Plastic package waste sparks protest in Waterloo from students and community activists
On Monday, Mar. 11, a group of approximately 25 student and community activists collected at Zehrs, located on Erb Street in Waterloo, to protest the use of excessive plastic packaging in grocery stores by large companies.
This particular demonstration was directed towards Loblaws Companies Limited, the owner of Zehrs and several other grocery franchises.
“We were inspired by the UK ‘plastic attacks’ — that’s what they call this genre of protest,” said Bryn McAuley, one the organizers of this demonstration.
“In the UK, they started this movement where they would go into grocery stores, remove the plastic packaging and leave it behind. Part of the intention is to make it a nuisance … and show a visual representation that this plastic is excessive and to essentially make it the responsibility of the grocery store to deal with the plastic.”

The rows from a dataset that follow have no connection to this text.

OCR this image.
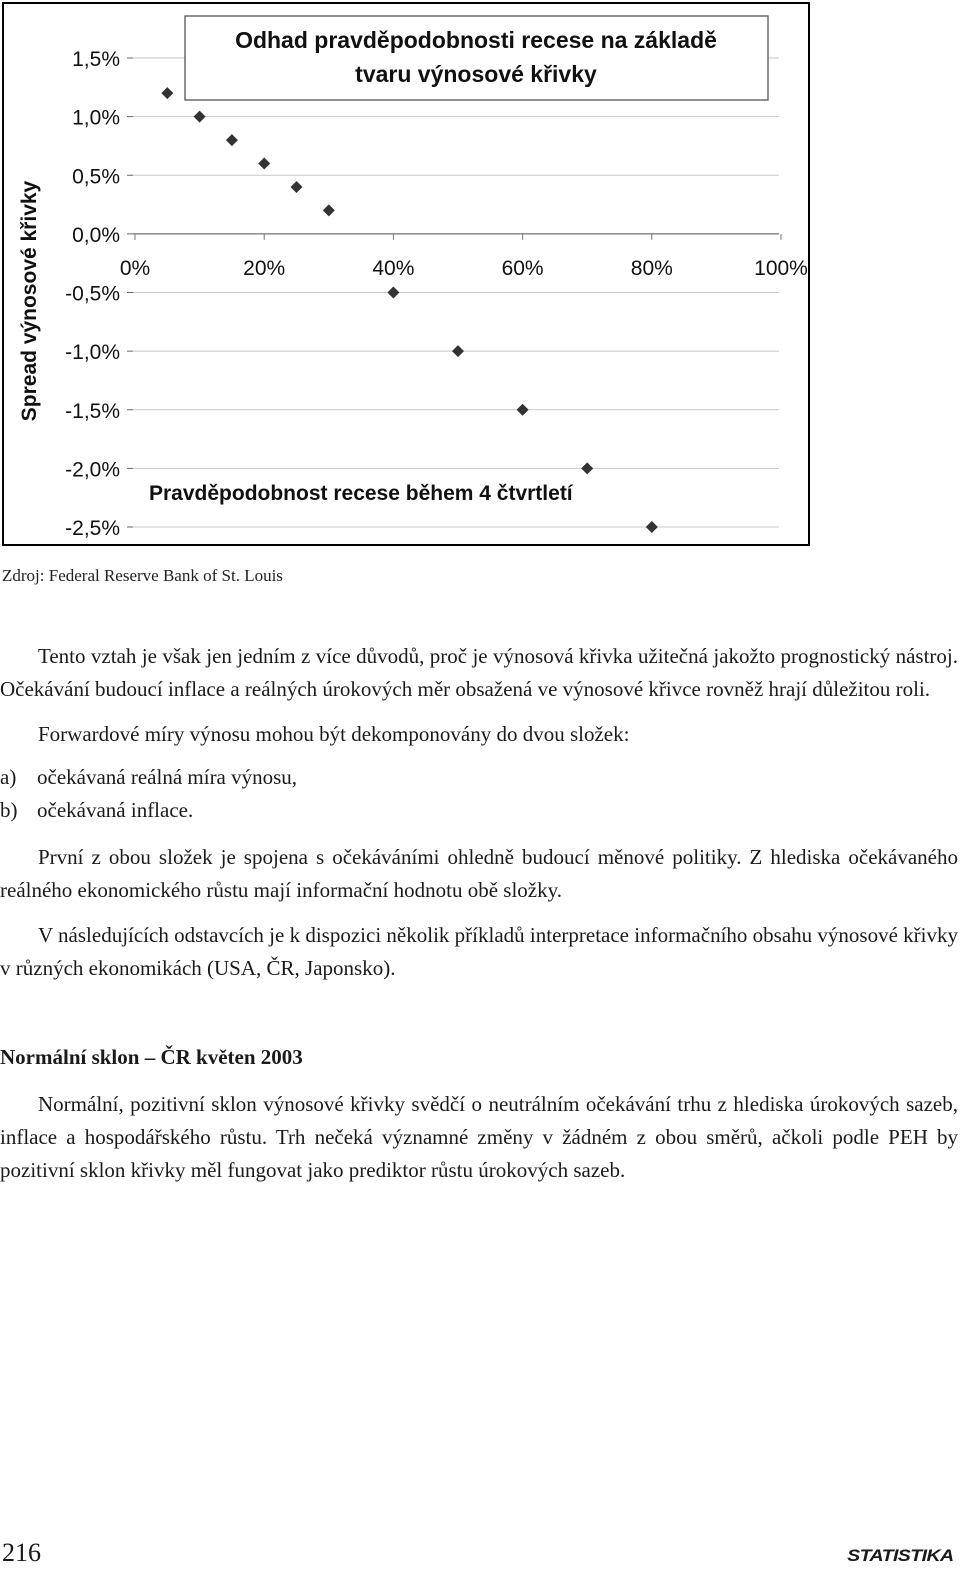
1,5%
1,0%
0,5%
0,0%
-0,5%
-1,0%
-1,5%
-2,0%
-2,5%
0%	20%	40%	60%	80%	100%
Spread výnosové křivky
Pravděpodobnost recese během 4 čtvrtletí
Odhad pravděpodobnosti recese na základě
tvaru výnosové křivky

Zdroj: Federal Reserve Bank of St. Louis

Tento vztah je však jen jedním z více důvodů, proč je výnosová křivka užitečná jakožto prognostický nástroj. Očekávání budoucí inflace a reálných úrokových měr obsažená ve výnosové křivce rovněž hrají důležitou roli.

Forwardové míry výnosu mohou být dekomponovány do dvou složek:

a) očekávaná reálná míra výnosu,
b) očekávaná inflace.

První z obou složek je spojena s očekáváními ohledně budoucí měnové politiky. Z hlediska očekávaného reálného ekonomického růstu mají informační hodnotu obě složky.

V následujících odstavcích je k dispozici několik příkladů interpretace informačního obsahu výnosové křivky v různých ekonomikách (USA, ČR, Japonsko).

Normální sklon – ČR květen 2003

Normální, pozitivní sklon výnosové křivky svědčí o neutrálním očekávání trhu z hlediska úrokových sazeb, inflace a hospodářského růstu. Trh nečeká významné změny v žádném z obou směrů, ačkoli podle PEH by pozitivní sklon křivky měl fungovat jako prediktor růstu úrokových sazeb.

216	STATISTIKA
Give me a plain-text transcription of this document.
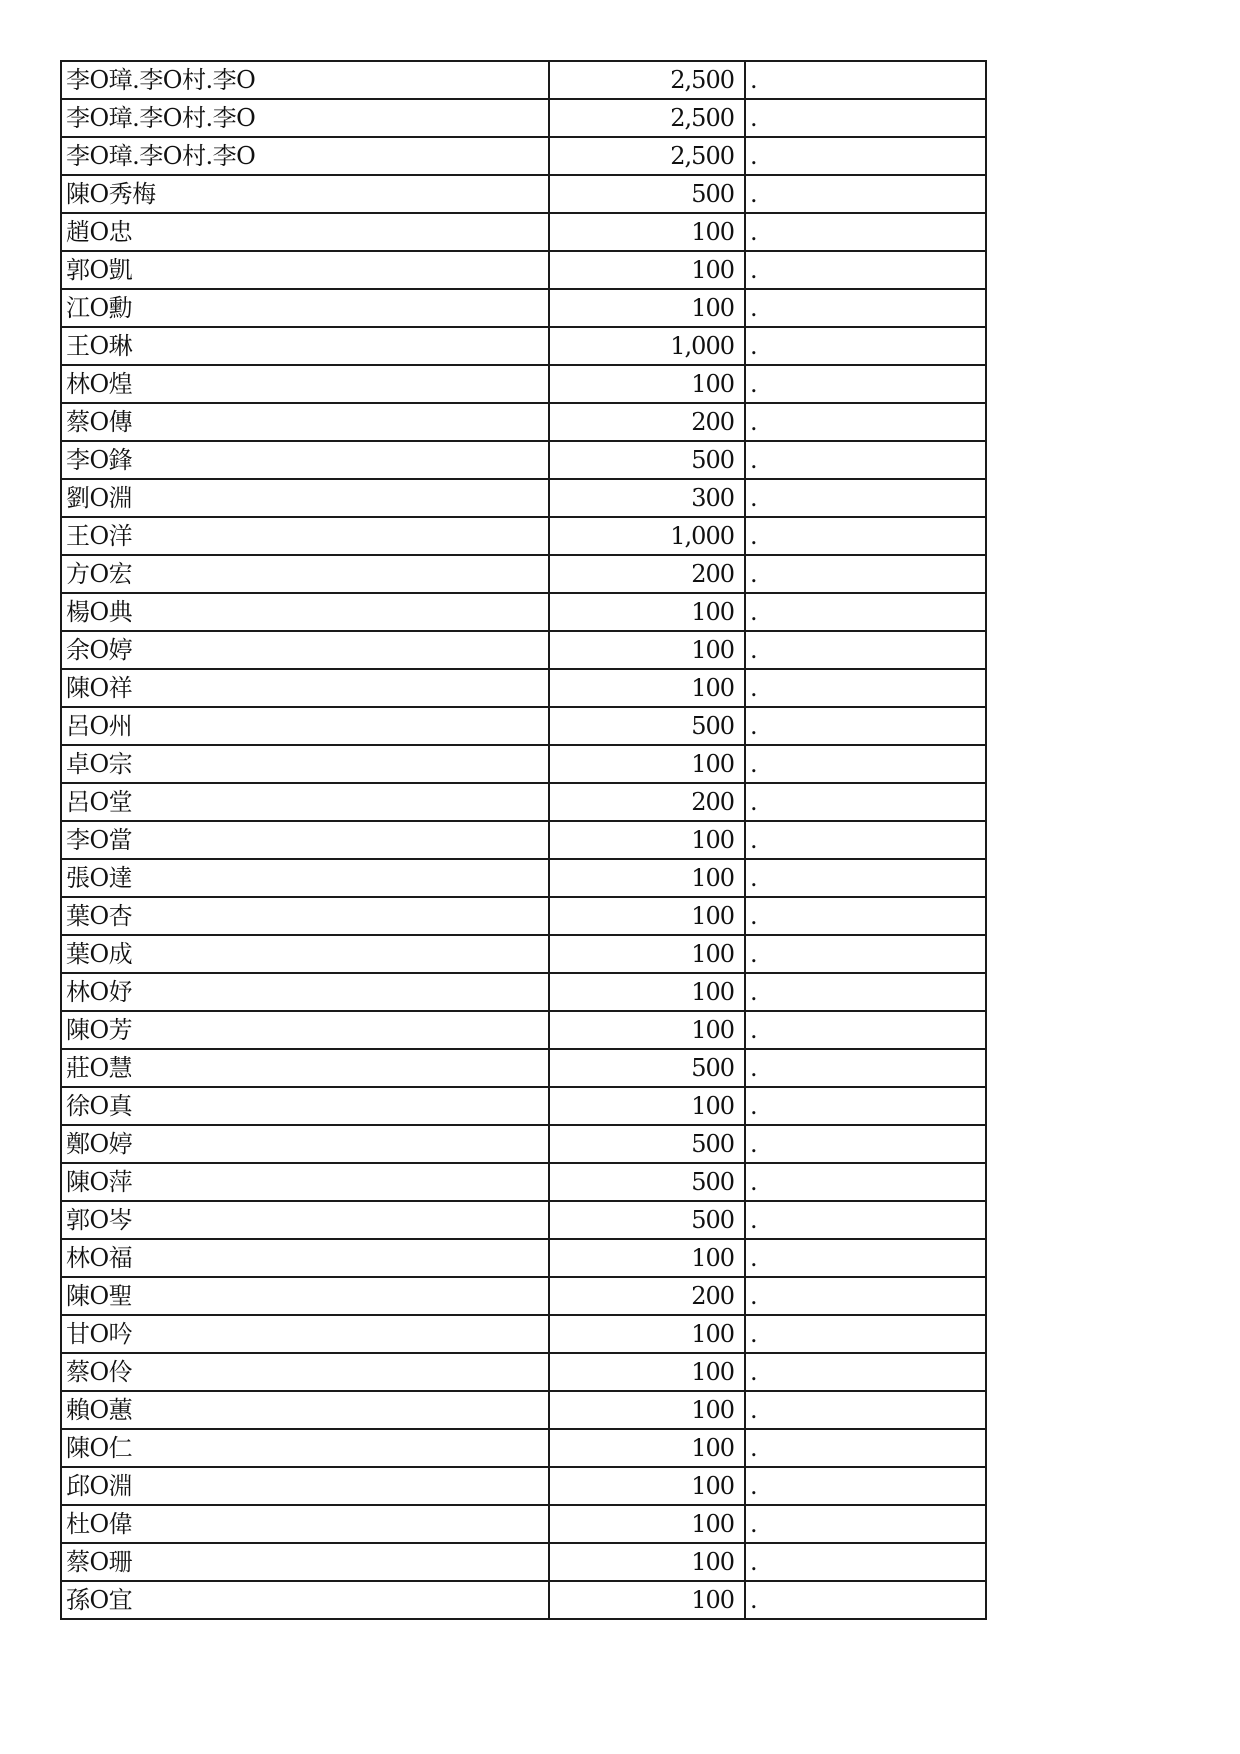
李O璋.李O村.李O	2,500	.
李O璋.李O村.李O	2,500	.
李O璋.李O村.李O	2,500	.
陳O秀梅	500	.
趙O忠	100	.
郭O凱	100	.
江O勳	100	.
王O琳	1,000	.
林O煌	100	.
蔡O傳	200	.
李O鋒	500	.
劉O淵	300	.
王O洋	1,000	.
方O宏	200	.
楊O典	100	.
余O婷	100	.
陳O祥	100	.
呂O州	500	.
卓O宗	100	.
呂O堂	200	.
李O當	100	.
張O達	100	.
葉O杏	100	.
葉O成	100	.
林O妤	100	.
陳O芳	100	.
莊O慧	500	.
徐O真	100	.
鄭O婷	500	.
陳O萍	500	.
郭O岑	500	.
林O福	100	.
陳O聖	200	.
甘O吟	100	.
蔡O伶	100	.
賴O蕙	100	.
陳O仁	100	.
邱O淵	100	.
杜O偉	100	.
蔡O珊	100	.
孫O宜	100	.
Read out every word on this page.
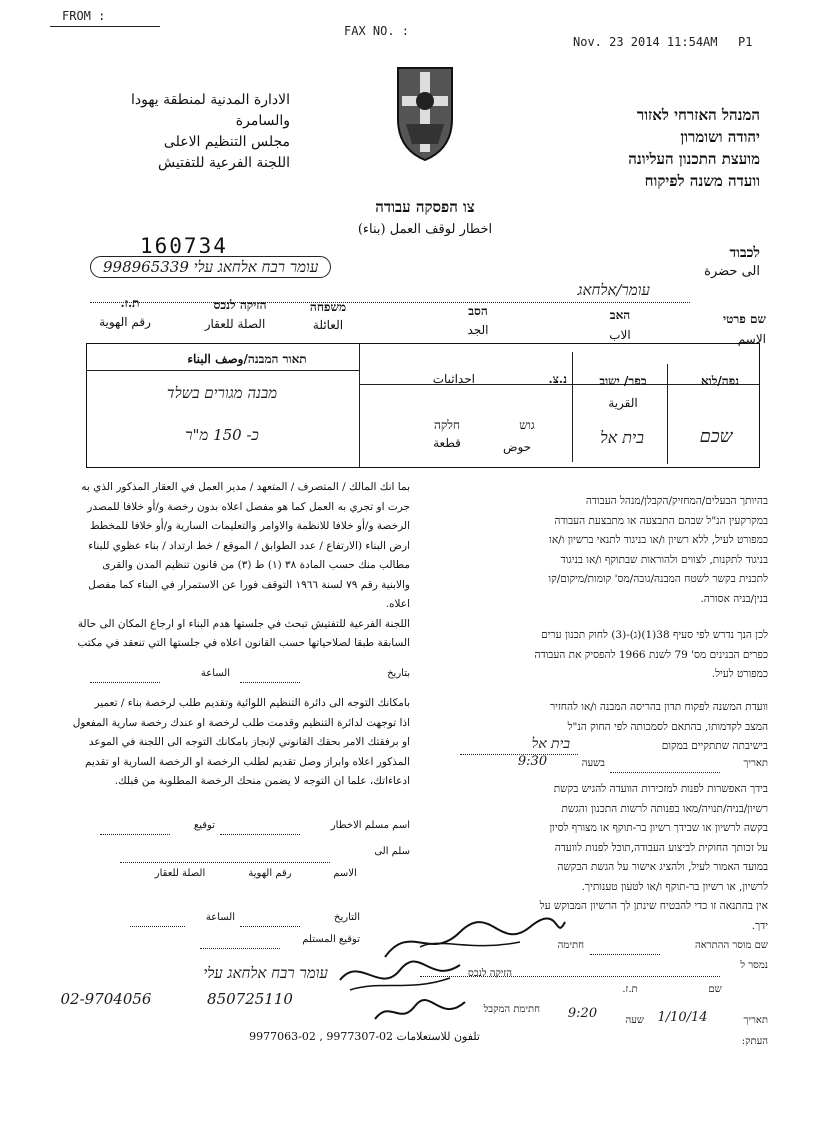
FROM :
FAX NO. :
Nov. 23 2014 11:54AM P1
الادارة المدنية لمنطقة يهودا
والسامرة
مجلس التنظيم الاعلى
اللجنة الفرعية للتفتيش
המנהל האזרחי לאזור
יהודה ושומרון
מועצת התכנון העליונה
וועדה משנה לפיקוח
צו הפסקה עבודה
اخطار لوقف العمل (بناء)
160734	לכבוד
الى حضرة
עומר רבח אלחאג עלי 998965339
עומר/אלחאג
שם פרטי
الاسم
האב
الاب
הסב
الجد
משפחה
العائلة
הזיקה לנכס
الصلة للعقار
ת.ז.
رقم الهوية
נפה/לוא
שכם
כפר/ ישוב
القرية
בית אל
נ.צ.
احداثيات
גוש
حوض
חלקה
قطعة
תאור המבנה/وصف البناء
מבנה מגורים בשלד
כ- 150 מ"ר
بما انك المالك / المتصرف / المتعهد / مدير العمل في العقار المذكور الذي به
جرت او تجري به العمل كما هو مفصل اعلاه بدون رخصة و/أو خلافا للمصدر
الرخصة و/أو خلافا للانظمة والاوامر والتعليمات السارية و/أو خلافا للمخطط
ارض البناء (الارتفاع / عدد الطوابق / الموقع / خط ارتداد / بناء عظوي للبناء
مطالب منك حسب المادة ٣٨ (١) ط (٣) من قانون تنظيم المدن والقرى
والابنية رقم ٧٩ لسنة ١٩٦٦ التوقف فورا عن الاستمرار في البناء كما مفصل
اعلاه.
اللجنة الفرعية للتفتيش تبحث في جلستها هدم البناء او ارجاع المكان الى حالة
السابقة طبقا لصلاحياتها حسب القانون اعلاه في جلستها التي تنعقد في مكتب
بتاريخ
الساعة
بامكانك التوجه الى دائرة التنظيم اللوائية وتقديم طلب لرخصة بناء / تعمير
اذا توجهت لدائرة التنظيم وقدمت طلب لرخصة او عندك رخصة سارية المفعول
او برفقتك الامر بحقك القانوني لإنجاز بامكانك التوجه الى اللجنة في الموعد
المذكور اعلاه وابراز وصل تقديم لطلب الرخصة او الرخصة السارية او تقديم
ادعاءاتك، علما ان التوجه لا يضمن منحك الرخصة المطلوبة من قبلك.
اسم مسلم الاخطار
توقيع
سلم الى
الاسم
رقم الهوية
الصلة للعقار
التاريخ
الساعة
توقيع المستلم
בהיותך הבעלים/המחזיק/הקבלן/מנהל העבודה
במקרקעין הנ"ל שבהם התבצעה או מתבצעת העבודה
כמפורט לעיל, ללא רשיון ו/או בניגוד לתנאי ברשיון ו/או
בניגוד לתקנות, לצווים ולהוראות שבתוקף ו/או בניגוד
לתכנית בקשר לשטח המבנה/גובה/מס' קומות/מיקום/קו
בנין/בניה אסורה.
לכן הנך נדרש לפי סעיף 38(1)(ג)-(3) לחוק תכנון ערים
כפרים הבנינים מס' 79 לשנת 1966 להפסיק את העבודה
כמפורט לעיל.
וועדת המשנה לפקוח תדון בהריסה המבנה ו/או להחזיר
המצב לקדמותו, בהתאם לסמכותה לפי החוק הנ"ל
בישיבתה שתתקיים במקום
בית אל
תאריך
בשעה
9:30
בידך האפשרות לפנות למזכירות הוועדה להגיש בקשת
רשיון/בניה/תנויה/מאו בפנותה לרשות התכנון והגשת
בקשה לרשיון או שבידך רשיון בר-תוקף או מצורף לסיון
על זכותך החוקית לביצוע העבודה,תוכל לפנות לוועדה
במועד האמור לעיל, ולהציג אישור על הגשת הבקשה
לרשיון, או רשיון בר-תוקף ו/או לטעון טענותיך.
אין בהתנאה זו כדי להבטיח שינתן לך הרשיון המבוקש על
ידך.
שם מוסר ההתראה
חתימה
נמסר ל
שם
ת.ז.
הזיקה לנכס
חתימת המקבל
תאריך
1/10/14
שעה
9:20
העתק:
עומר רבח אלחאג עלי
850725110
02-9704056
تلفون للاستعلامات 02-9977307 , 02-9977063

“There was range [of students and locals]. We had Master of Public Policy students from Laurier and we had Master of Global Governance students from [the University of] Waterloo. Also, there were two families from the area,” McAuley said.
“Loblaws and a lot of other big companies are focused on recycling and putting the onus on their consumers to recycle, but we just want to make it really clear that recycling is not a silver-bullet solution, because the vast majority of plastic does not get recycled.”
In attendance with the families, several children were also actively participating in the demonstration by helping to remove plastic wrapping from the groceries and excitedly repackaging produce into reusable containers.
The demonstration was peaceful and, according to McAuley, Zehrs was “extremely cooperative” in allowing the activists to assemble at the front doors of the store. Additionally, customers seemed to be interested in what they were representing and there were no recognizably negative responses.
“We had initially planned to do this protest at Bob’s Valu-Mart, across the street from the Balsillie School — and we definitely got a negative response from there. They told us they would call mall security on us and have us removed,” McAuley said.
“Bob’s is independently owned, and we realized this would be an inappropriate place to do this, so we targeted a company instead … Loblaws is ultimately the culprit in this situation,” McAuley said.
“Targeting Loblaws was a more effective and more honest way to do this.”
McAuley and her co-organizers have plans in the works to continue their “plastic attacks” activism within the year while the global movement continues to grow.
“We are planning another one at Loblaws at Maple Leaf Gardens in Toronto in July,” McAuley said.
“Loblaws and a lot of other big companies are focused on recycling and putting the onus on their consumers to recycle, but we just want to make it really clear that recycling is not a silver-bullet solution, because the vast majority of plastic does not get recycled … That’s why we’re really putting the emphasis on stopping the plastic at the source,” McAuley said.